Making way for a fairer world

When it comes to the gender pay gap, Sovereign CEO, Nick Stanhope is quite emphatic.

“There shouldn’t be one. I have two daughters and want them to go into a world that is fair and equitable. If I can make things better in my position, then that is something that I certainly want to do.”

Nick, who previously worked for ASB, draws on a depth of experience managing large teams. He believes change starts at the top.  

“I am lucky in my executive team at Sovereign. They are a diverse group of experts who provide me with incredible support and guidance. I also happen to have a gender-balanced executive team, which, sadly, is still exceptional in New Zealand,” he says.

Nick has been CEO for over a year now, and is proud of the way Sovereign has not only embraced diversity over the last five years, but put in place the tools which allow it to thrive, such as reverse mentoring programmes, unconscious bias training and flexible working.

“We have underwriters working from home all over the country. A computer in Tairua is just the same as one in the office – except there’s no commute – which is something we have to think about in big cities. It’s why we have operational ability around the country. It’s a win-win for us.”

“I think it’s important to role model and when I am in the office I am usually out the door by five. Although there are peaks and troughs in workload, I don’t expect people to be working long hours as the norm. It’s outcomes that are most important.” 

He says the diversity and inclusion policy and more importantly the practices that surround it has really opened up how attractive Sovereign is as an employer in a tight job market. 

“The more open we are to the market, the more people are interested in working for us, and the better off we are,” he says. “You only have to take a look at our Linkedin or Facebook page to get a glimpse of the office culture at Sovereign. We wear our heart on our sleeve and take every opportunity to show staff how much we appreciate the contribution they make.”

Gender equity is only part of the company’s diversity and inclusion focus.
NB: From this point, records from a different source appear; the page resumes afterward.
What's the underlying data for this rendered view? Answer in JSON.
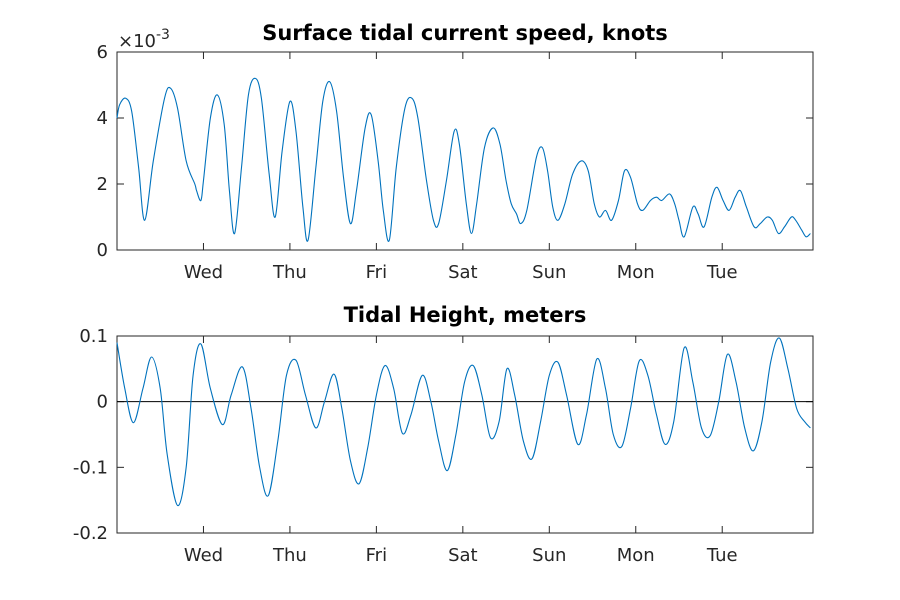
{
  "chart_data": [
    {
      "type": "line",
      "title": "Surface tidal current speed, knots",
      "xlabel": "",
      "ylabel": "",
      "exponent_base": "×10",
      "exponent_power": "-3",
      "ylim": [
        0,
        0.006
      ],
      "yticks": [
        0,
        0.002,
        0.004,
        0.006
      ],
      "ytick_labels": [
        "0",
        "2",
        "4",
        "6"
      ],
      "xlim": [
        0,
        8.05
      ],
      "xticks": [
        1,
        2,
        3,
        4,
        5,
        6,
        7
      ],
      "xtick_labels": [
        "Wed",
        "Thu",
        "Fri",
        "Sat",
        "Sun",
        "Mon",
        "Tue"
      ],
      "series": [
        {
          "color": "#0072bd",
          "points": [
            [
              0.0,
              0.004
            ],
            [
              0.03,
              0.0044
            ],
            [
              0.1,
              0.0046
            ],
            [
              0.17,
              0.0042
            ],
            [
              0.25,
              0.0025
            ],
            [
              0.32,
              0.0009
            ],
            [
              0.42,
              0.0027
            ],
            [
              0.55,
              0.0046
            ],
            [
              0.62,
              0.0049
            ],
            [
              0.7,
              0.0043
            ],
            [
              0.8,
              0.0027
            ],
            [
              0.9,
              0.002
            ],
            [
              0.92,
              0.0018
            ],
            [
              0.97,
              0.0015
            ],
            [
              1.0,
              0.0021
            ],
            [
              1.08,
              0.004
            ],
            [
              1.16,
              0.0047
            ],
            [
              1.24,
              0.0038
            ],
            [
              1.3,
              0.0018
            ],
            [
              1.36,
              0.0005
            ],
            [
              1.44,
              0.0025
            ],
            [
              1.52,
              0.0047
            ],
            [
              1.6,
              0.0052
            ],
            [
              1.67,
              0.0046
            ],
            [
              1.76,
              0.0023
            ],
            [
              1.83,
              0.001
            ],
            [
              1.91,
              0.003
            ],
            [
              2.0,
              0.0045
            ],
            [
              2.07,
              0.0036
            ],
            [
              2.15,
              0.0013
            ],
            [
              2.21,
              0.0003
            ],
            [
              2.3,
              0.0025
            ],
            [
              2.38,
              0.0045
            ],
            [
              2.46,
              0.0051
            ],
            [
              2.54,
              0.0042
            ],
            [
              2.62,
              0.0022
            ],
            [
              2.7,
              0.0008
            ],
            [
              2.77,
              0.0018
            ],
            [
              2.87,
              0.0037
            ],
            [
              2.94,
              0.0041
            ],
            [
              3.02,
              0.0027
            ],
            [
              3.08,
              0.0012
            ],
            [
              3.15,
              0.0003
            ],
            [
              3.23,
              0.0025
            ],
            [
              3.33,
              0.0043
            ],
            [
              3.41,
              0.0046
            ],
            [
              3.48,
              0.004
            ],
            [
              3.58,
              0.0021
            ],
            [
              3.66,
              0.0009
            ],
            [
              3.72,
              0.0008
            ],
            [
              3.81,
              0.0021
            ],
            [
              3.9,
              0.0036
            ],
            [
              3.96,
              0.0032
            ],
            [
              4.04,
              0.0014
            ],
            [
              4.1,
              0.0005
            ],
            [
              4.16,
              0.0014
            ],
            [
              4.25,
              0.0031
            ],
            [
              4.35,
              0.0037
            ],
            [
              4.43,
              0.0032
            ],
            [
              4.5,
              0.0021
            ],
            [
              4.56,
              0.0014
            ],
            [
              4.62,
              0.0011
            ],
            [
              4.67,
              0.0008
            ],
            [
              4.74,
              0.0012
            ],
            [
              4.85,
              0.0028
            ],
            [
              4.92,
              0.0031
            ],
            [
              4.98,
              0.0024
            ],
            [
              5.04,
              0.0013
            ],
            [
              5.1,
              0.0009
            ],
            [
              5.18,
              0.0014
            ],
            [
              5.27,
              0.0023
            ],
            [
              5.37,
              0.0027
            ],
            [
              5.45,
              0.0024
            ],
            [
              5.52,
              0.0014
            ],
            [
              5.58,
              0.001
            ],
            [
              5.65,
              0.0012
            ],
            [
              5.72,
              0.0009
            ],
            [
              5.8,
              0.0015
            ],
            [
              5.87,
              0.0024
            ],
            [
              5.94,
              0.0022
            ],
            [
              6.02,
              0.0014
            ],
            [
              6.08,
              0.0012
            ],
            [
              6.17,
              0.0015
            ],
            [
              6.24,
              0.0016
            ],
            [
              6.3,
              0.0015
            ],
            [
              6.39,
              0.0017
            ],
            [
              6.45,
              0.0014
            ],
            [
              6.5,
              0.0009
            ],
            [
              6.56,
              0.0004
            ],
            [
              6.66,
              0.0013
            ],
            [
              6.72,
              0.0011
            ],
            [
              6.79,
              0.0007
            ],
            [
              6.88,
              0.0016
            ],
            [
              6.94,
              0.0019
            ],
            [
              7.01,
              0.0015
            ],
            [
              7.08,
              0.0012
            ],
            [
              7.15,
              0.0016
            ],
            [
              7.21,
              0.0018
            ],
            [
              7.28,
              0.0013
            ],
            [
              7.37,
              0.0007
            ],
            [
              7.44,
              0.0008
            ],
            [
              7.52,
              0.001
            ],
            [
              7.58,
              0.0009
            ],
            [
              7.65,
              0.0005
            ],
            [
              7.72,
              0.0007
            ],
            [
              7.8,
              0.001
            ],
            [
              7.85,
              0.0009
            ],
            [
              7.92,
              0.0006
            ],
            [
              7.97,
              0.0004
            ],
            [
              8.02,
              0.0005
            ]
          ]
        }
      ]
    },
    {
      "type": "line",
      "title": "Tidal Height, meters",
      "xlabel": "",
      "ylabel": "",
      "ylim": [
        -0.2,
        0.1
      ],
      "yticks": [
        -0.2,
        -0.1,
        0,
        0.1
      ],
      "ytick_labels": [
        "-0.2",
        "-0.1",
        "0",
        "0.1"
      ],
      "xlim": [
        0,
        8.05
      ],
      "xticks": [
        1,
        2,
        3,
        4,
        5,
        6,
        7
      ],
      "xtick_labels": [
        "Wed",
        "Thu",
        "Fri",
        "Sat",
        "Sun",
        "Mon",
        "Tue"
      ],
      "zero_line": true,
      "series": [
        {
          "color": "#0072bd",
          "points": [
            [
              0.0,
              0.09
            ],
            [
              0.09,
              0.02
            ],
            [
              0.19,
              -0.032
            ],
            [
              0.3,
              0.02
            ],
            [
              0.4,
              0.068
            ],
            [
              0.5,
              0.02
            ],
            [
              0.58,
              -0.08
            ],
            [
              0.7,
              -0.158
            ],
            [
              0.8,
              -0.1
            ],
            [
              0.88,
              0.04
            ],
            [
              0.97,
              0.088
            ],
            [
              1.08,
              0.02
            ],
            [
              1.22,
              -0.035
            ],
            [
              1.32,
              0.01
            ],
            [
              1.45,
              0.053
            ],
            [
              1.55,
              -0.01
            ],
            [
              1.65,
              -0.1
            ],
            [
              1.75,
              -0.143
            ],
            [
              1.86,
              -0.06
            ],
            [
              1.96,
              0.04
            ],
            [
              2.07,
              0.063
            ],
            [
              2.18,
              0.01
            ],
            [
              2.3,
              -0.04
            ],
            [
              2.4,
              0.0
            ],
            [
              2.51,
              0.042
            ],
            [
              2.6,
              -0.01
            ],
            [
              2.7,
              -0.09
            ],
            [
              2.8,
              -0.125
            ],
            [
              2.9,
              -0.07
            ],
            [
              3.0,
              0.01
            ],
            [
              3.1,
              0.055
            ],
            [
              3.2,
              0.02
            ],
            [
              3.3,
              -0.048
            ],
            [
              3.4,
              -0.02
            ],
            [
              3.53,
              0.04
            ],
            [
              3.63,
              0.0
            ],
            [
              3.72,
              -0.06
            ],
            [
              3.82,
              -0.105
            ],
            [
              3.92,
              -0.05
            ],
            [
              4.02,
              0.03
            ],
            [
              4.12,
              0.055
            ],
            [
              4.22,
              0.01
            ],
            [
              4.32,
              -0.055
            ],
            [
              4.42,
              -0.03
            ],
            [
              4.51,
              0.05
            ],
            [
              4.6,
              0.01
            ],
            [
              4.7,
              -0.06
            ],
            [
              4.8,
              -0.087
            ],
            [
              4.9,
              -0.03
            ],
            [
              5.0,
              0.04
            ],
            [
              5.1,
              0.06
            ],
            [
              5.2,
              0.01
            ],
            [
              5.33,
              -0.065
            ],
            [
              5.43,
              -0.02
            ],
            [
              5.55,
              0.065
            ],
            [
              5.65,
              0.02
            ],
            [
              5.74,
              -0.05
            ],
            [
              5.84,
              -0.068
            ],
            [
              5.94,
              -0.01
            ],
            [
              6.04,
              0.062
            ],
            [
              6.14,
              0.04
            ],
            [
              6.24,
              -0.02
            ],
            [
              6.34,
              -0.065
            ],
            [
              6.44,
              -0.03
            ],
            [
              6.56,
              0.082
            ],
            [
              6.66,
              0.03
            ],
            [
              6.76,
              -0.04
            ],
            [
              6.86,
              -0.052
            ],
            [
              6.96,
              0.0
            ],
            [
              7.06,
              0.072
            ],
            [
              7.16,
              0.03
            ],
            [
              7.26,
              -0.04
            ],
            [
              7.36,
              -0.075
            ],
            [
              7.46,
              -0.03
            ],
            [
              7.56,
              0.06
            ],
            [
              7.66,
              0.097
            ],
            [
              7.76,
              0.05
            ],
            [
              7.86,
              -0.01
            ],
            [
              7.95,
              -0.03
            ],
            [
              8.02,
              -0.04
            ]
          ]
        }
      ]
    }
  ]
}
Sovereign has the Rainbow Tick for valuing sexual diversity, and aims to be ethnically diverse. 

“With the changing market in New Zealand, we have many different ethnicities among our team, but our customers are a diverse group too – it’s important that we are reflective of the people we serve.”

Nick believes that training can counter unconscious bias, particularly in recruitment.

“Self-awareness is everything – the first step is recognising that you have unconscious bias, we all do.  Once you realise that you start to look at things far more pragmatically and logically."

The company currently has no gender pay gap on jobs that are like for like, although Nick does say that parts of the business, such as the contact centre, which has a heavily  female weighted workforce creates distortions and  an overall pay gap because there are more females than males. 

The company monitors diversity and reports to the board on progress every six months.

He has this advice for businesses starting to address the gender pay gap:

“First analyse the data so you have good insights, then you can form an action plan. If data analysis shows that there is a gender pay gap, then expect it to take time to fix, as overnight fixes are not sustainable. And as a CEO you need to make everyone aware of the analysis and what it shows (you will need to be careful with this – you may not want to tell everyone the current gap number). As with everything, communication is really important.”